Two of industrial gases firm Air Liquide’s electrolyser projects have taken a major step towards FID following a decision by the Dutch state to offer them support through the EU’s Important Projects of Common European Interest (IPCEI) Hy2Use programme.
The Elygator and Curthyl developments will each have 200MW of electrolyser capacity and produce a total of around 30,000t/yr green hydrogen.
Elygator will be located in Terneuzen and Curthyl at the Maasvlakte 2 ‘conversion park’ in Rotterdam.
The green hydrogen will be integrated into Air Liquide’s existing portfolio of assets, displacing existing grey hydrogen supply and cutting emissions by some 5mn t CO₂ over the period of operation.
200MW — Size of electrolysers
“Air Liquide is very pleased with the Dutch authorities’ recognition of the uniqueness of its two renewable hydrogen flagship projects in the Netherlands,” says Pascal Vinet, senior vice-president at the company.
“The group remains more than ever committed to making low-carbon hydrogen a driving force of the energy transition.”
The financial value of the support was not disclosed.

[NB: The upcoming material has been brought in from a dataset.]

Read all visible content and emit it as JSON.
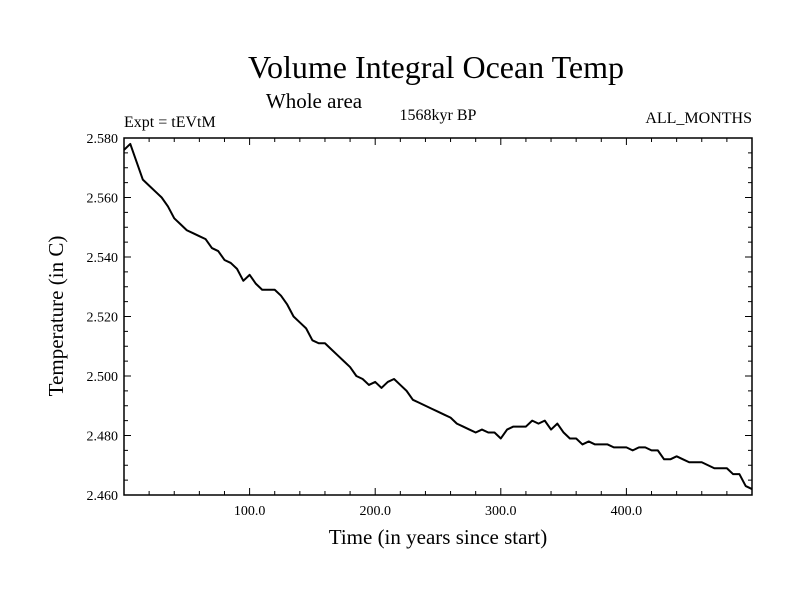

Air Liquide will invest €8bn ($8.8bn) in the hydrogen value chain by 2035, according to its latest strategy document. As a result of these investments, the firm estimates it will see sales in hydrogen rise from current levels of €2bn/yr to €6bn/yr by 2035.
Air Liquide is involved at different points in the hydrogen supply chain including production, storage and distribution. The group is also committed to decarbonising its own operations, aiming to reduce its scope one and two emissions by 33pc by 2035 and to reach carbon neutrality by 2050.
Under EU state aid rules, member countries cannot distort competition by providing state aid to domestic industry unless that aid is judged to be beneficial to other member states as well.
The IPCEI programme was designed to allow projects that construct large-scale infrastructure of importance to all EU member states to be compliant with these state aid rules.
The Hy2Use scheme was jointly prepared by 13 member states: Austria, Belgium, Denmark, Finland, France, Greece, Italy, Netherlands, Poland, Portugal, Slovakia, Spain and Sweden.
It contains 19 further projects around the EU, in addition to Air Liquide’s two Dutch projects.
IPCEI Hy2Use follows and complements the first IPCEI on the hydrogen value chain, the IPCEI Hy2Tech, which the Commission approved in July and which contains 14 industrial technology projects.